Markoff, Jiminez und einige Untergebene waren ebenfalls anwesend; sie unterhielten sich über die Vorbereitung einer speziellen Messe und die Ernennung von Jiminez zum Ritter von St. Bonaforte. Wie Boyd mitbekam, war das eine ganz besondere Ehre, die nur ganz wenigen vorbehalten blieb und die sehr viele Rechte und Privilegien mit sich brachte. Offensichtlich war diese Ehre auch auf Gläubige beschränkt, was ihn ausschloß. Jiminez konnte nichts essen, er war viel zu nervös. Bonaforte knabberte an Toast und Marmelade, doch Boyd hatte keine Lust, die ersten richtigen Eier, die er auf der Erde sah, zu vergeuden. Er wandte seine Aufmerksamkeit dem Essen zu, bis die anderen sich anschickten zu gehen. Dann erhob er sich ebenfalls, doch der Erzbischof hielt ihn zurück.
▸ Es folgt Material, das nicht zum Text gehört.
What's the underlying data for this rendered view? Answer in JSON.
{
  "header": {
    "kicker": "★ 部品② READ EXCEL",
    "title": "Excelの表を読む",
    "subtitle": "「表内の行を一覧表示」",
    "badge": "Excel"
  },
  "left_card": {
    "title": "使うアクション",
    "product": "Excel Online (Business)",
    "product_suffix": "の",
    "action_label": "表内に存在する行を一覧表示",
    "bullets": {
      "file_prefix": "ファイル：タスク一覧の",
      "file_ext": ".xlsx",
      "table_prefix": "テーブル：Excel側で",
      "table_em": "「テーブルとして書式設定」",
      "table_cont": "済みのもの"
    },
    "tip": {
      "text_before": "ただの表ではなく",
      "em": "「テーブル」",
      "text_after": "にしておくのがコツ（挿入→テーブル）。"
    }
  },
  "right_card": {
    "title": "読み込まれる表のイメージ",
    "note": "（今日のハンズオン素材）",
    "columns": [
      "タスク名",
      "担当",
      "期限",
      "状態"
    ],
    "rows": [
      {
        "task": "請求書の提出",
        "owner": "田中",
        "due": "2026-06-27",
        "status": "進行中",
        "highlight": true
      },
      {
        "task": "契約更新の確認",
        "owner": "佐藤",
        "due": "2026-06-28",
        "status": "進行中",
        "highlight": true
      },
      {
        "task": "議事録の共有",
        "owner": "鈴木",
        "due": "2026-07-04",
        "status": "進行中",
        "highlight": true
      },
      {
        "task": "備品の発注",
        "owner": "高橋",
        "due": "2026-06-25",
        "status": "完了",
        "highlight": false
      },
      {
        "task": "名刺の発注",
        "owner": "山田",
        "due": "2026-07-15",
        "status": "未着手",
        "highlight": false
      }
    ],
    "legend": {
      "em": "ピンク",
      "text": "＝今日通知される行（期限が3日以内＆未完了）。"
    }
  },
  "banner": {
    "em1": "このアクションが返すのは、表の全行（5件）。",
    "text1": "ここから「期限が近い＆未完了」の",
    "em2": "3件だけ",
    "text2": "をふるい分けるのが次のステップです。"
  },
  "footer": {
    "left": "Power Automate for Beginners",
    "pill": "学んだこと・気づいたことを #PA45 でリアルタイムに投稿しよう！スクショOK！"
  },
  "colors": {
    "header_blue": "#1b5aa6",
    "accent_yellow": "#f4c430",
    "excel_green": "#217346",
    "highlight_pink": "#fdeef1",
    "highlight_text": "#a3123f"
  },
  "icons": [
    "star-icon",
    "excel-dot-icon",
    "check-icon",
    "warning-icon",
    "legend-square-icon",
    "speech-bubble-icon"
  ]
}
„Wir haben eine Tradition, Gläubige zu belohnen“, sagte Bonaforte, als sie allein waren. Er sah aus, als habe er nur sehr wenig Schlaf bekommen, doch seine Augen waren klar und kühn. „Aber was, Boyd Jensen, was sollen wir mit Ihnen anstellen?“

„Ich habe niemals eine Belohnung für meine Arbeit erwartet“, sagte Boyd ihm.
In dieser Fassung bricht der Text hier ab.